Kadang hati berlawanan dengan kenyataan, dimana aku sebagai guru dituntut untuk berhasil mendidik mereka dengan nilai matematika tertinggi pada ujian akhir. Padahal tak semua peserta didik berkemampuan baik dibidang matematika. Menyadari itu, aku berusaha untuk selalu menanamkan nilai-nilai agama yang wajib mereka kerjakan. Aku berkeyakinan, mereka pasti punya kelebihan. Walaupun mereka tak memperoleh nilai terbaik dalam mata pelajaran matematika, tapi mereka sudah dibekali dengan ajaran agama yang kuat serta akhlak, budi pekerti yang baik. Sebagaimana pesan dari KH. Maimun Zubair,.
“Jadi guru itu tidak usah punya niat bikin pintar orang. Nanti kamu hanya marah-marah ketika melihat muridmu tidak pintar. Ikhlasnya jadi hilang. Yang Penting niat menyampaikan ilmu dan mendidik yang baik. Masalah muridmu kelak jadi pintar atau tidak, serahkan kepada Allah. Didoakan saja terus menerus agar muridnya mendapat hidayah.”
“Yang paling hebat bagi seorang Guru adalah mendidik, dan rekreasi yang paling indah adalah mengajar.Ketika melihat murid-murid yang menjengkelkan dan melelahkan, terkadang hati teruji kesabarannya, namun hadirkanlah gambaran bahwa diantara satu dari mereka kelak akan menarik tangan kita menuju surga”.
Semoga, apa yang aku lakukan dengan semua rekan guru lainnya, bernilai ibadah dalam memajukan pendidikan.Menjadi investasi yang takkan pernah habis. Investasi yang terus mengalir pahalanya, yaitu ilmu yang bermanfaat. Guru adalah insan yang sangat dimuliakan dan diberikan kedudukan yang tinggi di sisi Allah swt.
Aku akan selalu belajar Ikhlas dan Sabar dalam mendidik dan mengajar peserta didik. Ikhlas dan sabar akan menimbulkan rasa syukur, mengalir setiap saat. Aku akan terus belajar untuk menahan marah karena marah akan membuat diri tak terkontrol, Untuk menggapai kebahagiaan, kunci utamanya adalah ikhlas, sabar dan syukur.
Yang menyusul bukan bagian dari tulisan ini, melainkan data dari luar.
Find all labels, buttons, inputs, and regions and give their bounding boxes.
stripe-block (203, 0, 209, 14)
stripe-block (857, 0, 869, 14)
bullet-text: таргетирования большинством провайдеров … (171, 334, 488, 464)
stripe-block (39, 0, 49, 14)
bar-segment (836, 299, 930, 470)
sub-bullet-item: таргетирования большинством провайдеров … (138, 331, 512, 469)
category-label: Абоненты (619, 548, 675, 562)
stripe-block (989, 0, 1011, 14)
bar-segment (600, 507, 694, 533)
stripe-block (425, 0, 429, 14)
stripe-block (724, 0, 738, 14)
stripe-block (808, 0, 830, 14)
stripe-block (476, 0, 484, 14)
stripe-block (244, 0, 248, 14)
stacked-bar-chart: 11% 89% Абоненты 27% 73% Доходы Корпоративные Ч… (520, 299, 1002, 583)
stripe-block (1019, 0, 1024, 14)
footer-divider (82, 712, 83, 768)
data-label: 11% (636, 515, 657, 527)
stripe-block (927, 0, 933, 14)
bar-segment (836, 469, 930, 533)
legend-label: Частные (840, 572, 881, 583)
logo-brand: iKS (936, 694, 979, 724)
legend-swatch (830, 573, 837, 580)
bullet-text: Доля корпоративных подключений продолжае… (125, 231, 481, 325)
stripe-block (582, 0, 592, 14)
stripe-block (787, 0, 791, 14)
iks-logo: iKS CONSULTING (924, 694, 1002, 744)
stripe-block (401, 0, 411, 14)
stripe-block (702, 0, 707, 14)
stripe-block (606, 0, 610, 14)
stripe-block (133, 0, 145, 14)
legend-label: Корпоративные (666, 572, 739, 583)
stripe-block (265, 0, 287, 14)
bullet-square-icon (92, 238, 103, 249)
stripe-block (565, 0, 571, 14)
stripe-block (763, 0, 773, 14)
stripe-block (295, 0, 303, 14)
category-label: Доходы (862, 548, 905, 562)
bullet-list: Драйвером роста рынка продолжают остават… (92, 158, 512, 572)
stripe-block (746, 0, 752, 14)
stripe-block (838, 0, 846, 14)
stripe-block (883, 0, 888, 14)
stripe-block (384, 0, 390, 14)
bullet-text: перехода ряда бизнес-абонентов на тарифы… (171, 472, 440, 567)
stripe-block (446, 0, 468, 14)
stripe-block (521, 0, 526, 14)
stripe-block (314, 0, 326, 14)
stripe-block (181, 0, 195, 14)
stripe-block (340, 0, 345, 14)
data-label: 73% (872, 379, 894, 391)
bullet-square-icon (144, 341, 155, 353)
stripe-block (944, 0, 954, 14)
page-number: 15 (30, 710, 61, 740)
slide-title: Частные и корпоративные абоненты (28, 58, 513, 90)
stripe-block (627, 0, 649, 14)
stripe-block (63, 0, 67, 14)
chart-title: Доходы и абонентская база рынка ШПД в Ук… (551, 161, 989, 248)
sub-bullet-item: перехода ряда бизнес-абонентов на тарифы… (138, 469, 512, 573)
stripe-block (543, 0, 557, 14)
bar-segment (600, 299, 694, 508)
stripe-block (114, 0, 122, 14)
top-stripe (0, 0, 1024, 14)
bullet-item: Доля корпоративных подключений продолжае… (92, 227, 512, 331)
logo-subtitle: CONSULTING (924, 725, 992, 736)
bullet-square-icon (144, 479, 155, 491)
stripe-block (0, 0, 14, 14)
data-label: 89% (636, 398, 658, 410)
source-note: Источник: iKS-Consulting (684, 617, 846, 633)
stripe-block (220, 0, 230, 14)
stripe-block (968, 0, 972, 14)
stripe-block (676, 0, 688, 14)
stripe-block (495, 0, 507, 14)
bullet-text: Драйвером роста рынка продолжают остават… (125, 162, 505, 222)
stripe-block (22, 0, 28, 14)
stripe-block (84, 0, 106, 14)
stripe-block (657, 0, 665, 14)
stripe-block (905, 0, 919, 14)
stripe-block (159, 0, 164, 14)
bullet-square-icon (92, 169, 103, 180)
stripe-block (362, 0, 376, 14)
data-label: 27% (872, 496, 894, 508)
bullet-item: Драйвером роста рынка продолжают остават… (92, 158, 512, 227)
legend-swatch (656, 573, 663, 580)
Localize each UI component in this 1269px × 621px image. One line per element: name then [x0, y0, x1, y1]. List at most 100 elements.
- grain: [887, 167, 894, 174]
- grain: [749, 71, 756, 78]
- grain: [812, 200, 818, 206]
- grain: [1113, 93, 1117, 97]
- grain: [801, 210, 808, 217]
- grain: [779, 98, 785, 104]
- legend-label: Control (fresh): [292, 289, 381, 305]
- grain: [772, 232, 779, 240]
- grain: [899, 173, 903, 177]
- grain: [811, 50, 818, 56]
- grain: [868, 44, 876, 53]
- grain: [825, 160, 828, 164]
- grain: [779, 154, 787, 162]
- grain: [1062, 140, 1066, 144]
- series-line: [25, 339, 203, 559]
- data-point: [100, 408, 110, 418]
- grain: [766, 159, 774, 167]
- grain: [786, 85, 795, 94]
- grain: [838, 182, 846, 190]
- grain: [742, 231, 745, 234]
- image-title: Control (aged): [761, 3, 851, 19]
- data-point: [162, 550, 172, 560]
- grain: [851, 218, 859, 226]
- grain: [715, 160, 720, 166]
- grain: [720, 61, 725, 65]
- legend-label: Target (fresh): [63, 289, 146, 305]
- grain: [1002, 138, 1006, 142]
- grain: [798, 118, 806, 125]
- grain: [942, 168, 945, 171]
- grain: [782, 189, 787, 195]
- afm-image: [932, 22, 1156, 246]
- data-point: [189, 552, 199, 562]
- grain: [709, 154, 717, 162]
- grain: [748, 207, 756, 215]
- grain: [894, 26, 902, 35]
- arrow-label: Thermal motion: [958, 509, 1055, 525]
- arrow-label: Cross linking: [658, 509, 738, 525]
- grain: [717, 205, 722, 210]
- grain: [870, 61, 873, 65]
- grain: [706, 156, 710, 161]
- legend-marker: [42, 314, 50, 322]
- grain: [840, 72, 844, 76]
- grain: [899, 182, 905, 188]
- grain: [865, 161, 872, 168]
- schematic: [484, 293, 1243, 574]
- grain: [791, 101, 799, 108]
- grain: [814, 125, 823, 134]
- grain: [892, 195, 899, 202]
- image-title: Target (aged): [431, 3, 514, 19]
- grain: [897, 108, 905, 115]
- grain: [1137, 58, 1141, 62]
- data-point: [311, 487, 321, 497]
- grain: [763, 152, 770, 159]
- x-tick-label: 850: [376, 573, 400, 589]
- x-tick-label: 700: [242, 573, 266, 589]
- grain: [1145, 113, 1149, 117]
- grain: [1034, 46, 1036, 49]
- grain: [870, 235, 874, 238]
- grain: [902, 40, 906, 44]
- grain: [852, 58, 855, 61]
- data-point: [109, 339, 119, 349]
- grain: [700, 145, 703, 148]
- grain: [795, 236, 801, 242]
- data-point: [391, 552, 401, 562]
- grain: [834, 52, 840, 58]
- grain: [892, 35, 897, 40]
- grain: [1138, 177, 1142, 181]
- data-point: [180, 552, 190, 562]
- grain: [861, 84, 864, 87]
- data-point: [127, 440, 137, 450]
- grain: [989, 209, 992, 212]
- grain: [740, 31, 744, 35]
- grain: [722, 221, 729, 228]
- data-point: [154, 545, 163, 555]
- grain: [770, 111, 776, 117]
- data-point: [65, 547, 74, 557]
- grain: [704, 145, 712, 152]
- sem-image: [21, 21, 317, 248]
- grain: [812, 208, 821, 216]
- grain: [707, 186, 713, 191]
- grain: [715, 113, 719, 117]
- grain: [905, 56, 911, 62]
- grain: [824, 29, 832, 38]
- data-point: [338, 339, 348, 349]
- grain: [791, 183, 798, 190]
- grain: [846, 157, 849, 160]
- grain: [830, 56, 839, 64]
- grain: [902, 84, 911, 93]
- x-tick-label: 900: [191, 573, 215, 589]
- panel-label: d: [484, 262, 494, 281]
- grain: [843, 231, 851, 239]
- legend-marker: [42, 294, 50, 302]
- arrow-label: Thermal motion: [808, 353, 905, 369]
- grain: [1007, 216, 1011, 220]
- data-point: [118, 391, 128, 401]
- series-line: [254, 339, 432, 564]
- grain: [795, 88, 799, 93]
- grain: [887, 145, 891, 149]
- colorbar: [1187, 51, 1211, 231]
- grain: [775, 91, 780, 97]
Selamat Hari Guru. Terima kasih buat guru-guruku yang telah mendidik dan mengajarkanku ilmu pengetahuan. Selamat berjuang wahai para pahlawan ilmu. Selamat berjuang rekan-rekan guru. Mari kita cipatakan pendidikan yang berkarakter. “MENDIDIK DENGAN IKHLAS, MENGHARAPKAN RIDHA ALLAH, GURU MENJADI TELADAN PENERANG BANGSA” Guru adalah ujung tombak keberhasilan pendidikan. Semoga dari tangan kita para guru akan lahir generasi tangguh, berilmu dan berakhlak. Amiin ya Robbal’alamiin.